En juin 1992, le pays reconnaît la souveraineté de la Chine sur le Tibet et reprend l'année suivante des négociations frontalières. En 2002, le Bhoutan et la Chine n'avaient toujours pas établi de relations diplomatiques.
Tensions entre le Bhoutan et le gouvernement tibétain en exil (1974-1979)
En 1974, 28 Tibétains, dont le représentant du dalaï-lama à Thimphu, sont arrêtés et accusés d'avoir conspiré pour assassiner le roi Jigme Singye Wangchuck. Les demandes de preuves émanant du gouvernement tibétain en exil se voient opposer un refus et le procès se tient à huis clos. Dharamsala proteste après les arrestations, déclarant que les 28 Tibétains sont innocents des accusations portées contre eux, et demandant un procès international. En 1979, le gouvernement du Bhoutan annonce que tout Tibétain présent dans le pays et qui ne prendra pas la nationalité bhoutanaise sera rapatrié en Chine. Environ 3 000 Tibétains décident de quitter le pays, les 1 000 restants étant vraisemblablement, pour nombre d'entre eux, des immigrants déjà installés avant 1959.
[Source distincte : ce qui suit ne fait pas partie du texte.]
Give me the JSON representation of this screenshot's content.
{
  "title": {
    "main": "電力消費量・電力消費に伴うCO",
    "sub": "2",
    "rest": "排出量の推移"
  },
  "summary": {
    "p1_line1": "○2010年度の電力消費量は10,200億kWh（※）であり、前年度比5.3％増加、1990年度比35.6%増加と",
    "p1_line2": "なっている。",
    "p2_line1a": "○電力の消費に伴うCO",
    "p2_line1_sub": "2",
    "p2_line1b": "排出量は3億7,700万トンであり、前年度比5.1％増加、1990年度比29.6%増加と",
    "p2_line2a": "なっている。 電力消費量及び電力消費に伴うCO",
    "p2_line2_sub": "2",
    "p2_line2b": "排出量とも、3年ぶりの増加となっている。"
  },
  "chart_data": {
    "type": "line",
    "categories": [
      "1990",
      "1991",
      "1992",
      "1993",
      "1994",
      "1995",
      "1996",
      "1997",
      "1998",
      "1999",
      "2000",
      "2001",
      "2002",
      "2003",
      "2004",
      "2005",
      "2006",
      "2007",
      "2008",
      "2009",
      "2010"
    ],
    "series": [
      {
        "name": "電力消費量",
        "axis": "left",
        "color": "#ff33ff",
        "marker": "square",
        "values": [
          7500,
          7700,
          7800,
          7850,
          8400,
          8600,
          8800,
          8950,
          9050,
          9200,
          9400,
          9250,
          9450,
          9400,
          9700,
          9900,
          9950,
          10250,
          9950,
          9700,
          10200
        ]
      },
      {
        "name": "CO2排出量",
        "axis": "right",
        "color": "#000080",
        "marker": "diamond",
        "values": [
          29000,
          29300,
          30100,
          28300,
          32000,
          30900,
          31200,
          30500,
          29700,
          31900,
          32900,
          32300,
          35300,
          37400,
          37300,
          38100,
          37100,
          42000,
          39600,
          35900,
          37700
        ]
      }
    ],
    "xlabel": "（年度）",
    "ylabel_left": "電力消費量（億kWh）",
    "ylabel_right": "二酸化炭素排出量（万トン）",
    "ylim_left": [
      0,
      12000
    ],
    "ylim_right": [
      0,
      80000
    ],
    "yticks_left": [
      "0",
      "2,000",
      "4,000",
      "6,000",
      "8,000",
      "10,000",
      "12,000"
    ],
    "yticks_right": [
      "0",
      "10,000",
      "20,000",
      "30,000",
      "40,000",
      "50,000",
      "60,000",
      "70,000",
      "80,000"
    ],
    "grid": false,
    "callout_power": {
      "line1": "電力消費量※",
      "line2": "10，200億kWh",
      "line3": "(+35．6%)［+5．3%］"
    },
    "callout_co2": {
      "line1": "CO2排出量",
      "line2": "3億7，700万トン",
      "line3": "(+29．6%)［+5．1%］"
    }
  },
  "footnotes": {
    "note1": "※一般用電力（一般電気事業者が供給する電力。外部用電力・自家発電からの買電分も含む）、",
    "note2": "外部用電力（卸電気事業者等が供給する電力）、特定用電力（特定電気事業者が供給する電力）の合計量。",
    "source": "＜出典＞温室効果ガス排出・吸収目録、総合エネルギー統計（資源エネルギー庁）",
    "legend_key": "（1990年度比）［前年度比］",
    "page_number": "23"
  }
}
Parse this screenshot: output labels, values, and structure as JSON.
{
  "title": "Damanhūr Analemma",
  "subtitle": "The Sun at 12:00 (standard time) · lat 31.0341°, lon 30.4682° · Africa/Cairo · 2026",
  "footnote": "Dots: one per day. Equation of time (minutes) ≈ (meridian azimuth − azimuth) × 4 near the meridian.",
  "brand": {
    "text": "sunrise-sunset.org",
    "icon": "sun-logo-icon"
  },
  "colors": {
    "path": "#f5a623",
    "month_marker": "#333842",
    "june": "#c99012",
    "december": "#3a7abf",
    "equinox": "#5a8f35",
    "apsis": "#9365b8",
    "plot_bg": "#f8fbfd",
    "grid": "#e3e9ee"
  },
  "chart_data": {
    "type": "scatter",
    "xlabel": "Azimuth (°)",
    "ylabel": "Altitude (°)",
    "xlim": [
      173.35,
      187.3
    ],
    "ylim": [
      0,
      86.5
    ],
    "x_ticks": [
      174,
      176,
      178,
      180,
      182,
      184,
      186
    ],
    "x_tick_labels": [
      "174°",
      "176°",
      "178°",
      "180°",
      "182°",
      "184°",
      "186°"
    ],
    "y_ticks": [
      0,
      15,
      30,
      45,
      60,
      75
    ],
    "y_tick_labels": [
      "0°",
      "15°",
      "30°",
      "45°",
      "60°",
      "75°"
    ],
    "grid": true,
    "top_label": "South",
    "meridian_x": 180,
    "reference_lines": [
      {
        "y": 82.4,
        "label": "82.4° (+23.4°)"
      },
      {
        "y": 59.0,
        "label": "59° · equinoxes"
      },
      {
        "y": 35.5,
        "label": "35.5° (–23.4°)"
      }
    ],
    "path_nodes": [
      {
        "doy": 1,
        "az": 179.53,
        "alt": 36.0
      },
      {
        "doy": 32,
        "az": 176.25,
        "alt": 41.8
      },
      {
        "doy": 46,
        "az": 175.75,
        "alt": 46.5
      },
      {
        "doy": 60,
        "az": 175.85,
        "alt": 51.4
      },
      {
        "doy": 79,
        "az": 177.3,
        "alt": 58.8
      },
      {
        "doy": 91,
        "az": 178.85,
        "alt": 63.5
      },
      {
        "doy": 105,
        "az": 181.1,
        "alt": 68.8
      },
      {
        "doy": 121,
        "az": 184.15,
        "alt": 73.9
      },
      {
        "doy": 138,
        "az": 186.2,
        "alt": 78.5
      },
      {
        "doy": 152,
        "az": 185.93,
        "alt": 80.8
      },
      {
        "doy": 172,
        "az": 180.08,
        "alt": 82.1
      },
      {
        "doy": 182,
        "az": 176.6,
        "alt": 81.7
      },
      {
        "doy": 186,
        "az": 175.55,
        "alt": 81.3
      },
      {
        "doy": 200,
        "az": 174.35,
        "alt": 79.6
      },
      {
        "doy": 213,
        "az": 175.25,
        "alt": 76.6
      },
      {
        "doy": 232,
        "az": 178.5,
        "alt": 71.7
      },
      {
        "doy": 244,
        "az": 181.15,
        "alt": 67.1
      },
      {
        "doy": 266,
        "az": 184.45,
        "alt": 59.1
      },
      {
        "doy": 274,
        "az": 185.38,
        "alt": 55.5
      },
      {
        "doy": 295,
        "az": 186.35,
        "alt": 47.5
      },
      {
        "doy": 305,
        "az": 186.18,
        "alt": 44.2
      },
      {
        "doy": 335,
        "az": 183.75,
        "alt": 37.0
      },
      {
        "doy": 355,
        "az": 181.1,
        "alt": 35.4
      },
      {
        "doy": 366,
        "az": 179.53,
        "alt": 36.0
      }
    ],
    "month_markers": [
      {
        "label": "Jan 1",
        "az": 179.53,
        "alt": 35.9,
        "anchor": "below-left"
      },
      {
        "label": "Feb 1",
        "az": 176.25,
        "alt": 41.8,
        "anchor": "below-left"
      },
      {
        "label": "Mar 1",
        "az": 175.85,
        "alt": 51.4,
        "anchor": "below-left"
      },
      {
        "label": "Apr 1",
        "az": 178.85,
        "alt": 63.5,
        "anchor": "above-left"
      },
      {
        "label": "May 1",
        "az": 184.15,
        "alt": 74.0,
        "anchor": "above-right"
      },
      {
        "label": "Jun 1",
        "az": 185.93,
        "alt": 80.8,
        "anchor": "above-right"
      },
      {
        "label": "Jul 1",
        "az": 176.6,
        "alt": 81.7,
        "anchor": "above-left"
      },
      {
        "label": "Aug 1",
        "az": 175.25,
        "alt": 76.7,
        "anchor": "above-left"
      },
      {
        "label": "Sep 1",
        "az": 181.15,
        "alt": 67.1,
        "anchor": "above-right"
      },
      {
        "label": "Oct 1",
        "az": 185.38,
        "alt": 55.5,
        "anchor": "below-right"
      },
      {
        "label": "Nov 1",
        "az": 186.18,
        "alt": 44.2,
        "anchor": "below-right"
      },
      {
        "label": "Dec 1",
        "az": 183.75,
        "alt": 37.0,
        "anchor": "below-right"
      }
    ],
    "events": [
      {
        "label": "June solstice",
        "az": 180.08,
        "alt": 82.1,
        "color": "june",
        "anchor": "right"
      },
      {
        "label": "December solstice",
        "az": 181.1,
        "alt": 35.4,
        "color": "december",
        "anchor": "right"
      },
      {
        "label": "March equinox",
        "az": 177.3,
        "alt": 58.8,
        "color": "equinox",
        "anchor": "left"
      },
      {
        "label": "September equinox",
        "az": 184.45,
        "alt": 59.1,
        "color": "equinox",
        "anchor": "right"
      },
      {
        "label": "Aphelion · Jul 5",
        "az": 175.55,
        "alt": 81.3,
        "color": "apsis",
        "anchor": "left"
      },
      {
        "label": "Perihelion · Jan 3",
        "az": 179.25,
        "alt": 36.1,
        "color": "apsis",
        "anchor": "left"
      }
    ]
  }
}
Loi sur la citoyenneté de 1985
En 1985, la loi sur la citoyenneté prive arbitrairement de la nationalité bhoutanaise nombre de Lhotshampa, habitants d'origine népalaise vivant dans le Bhoutan méridional. Seuls ceux arrivés avant 1958 peuvent en bénéficier.
Mesures pour imposer la langue et la tenue nationales
Devant l'installation d'un régime démocratique au Népal (1990-1991), Jigme Singye Wangchuck interdit l'enseignement du nepali au profit du dzongkha (la langue tibétaine) et rend obligatoire, par édit, en 1989, le port du costume national (ko pour les hommes, kira pour les femmes), y compris pour les minorités hindoue et népalaise.
En réponse à la politique de « drukpanisation » du gouvernement visant à éradiquer la culture, la langue, la religion et les tenues vestimentaires non drukpa, au début des années 1990 des manifestations réclamant des droits pour les minorités sont réprimées et se soldent par de nombreuses victimes.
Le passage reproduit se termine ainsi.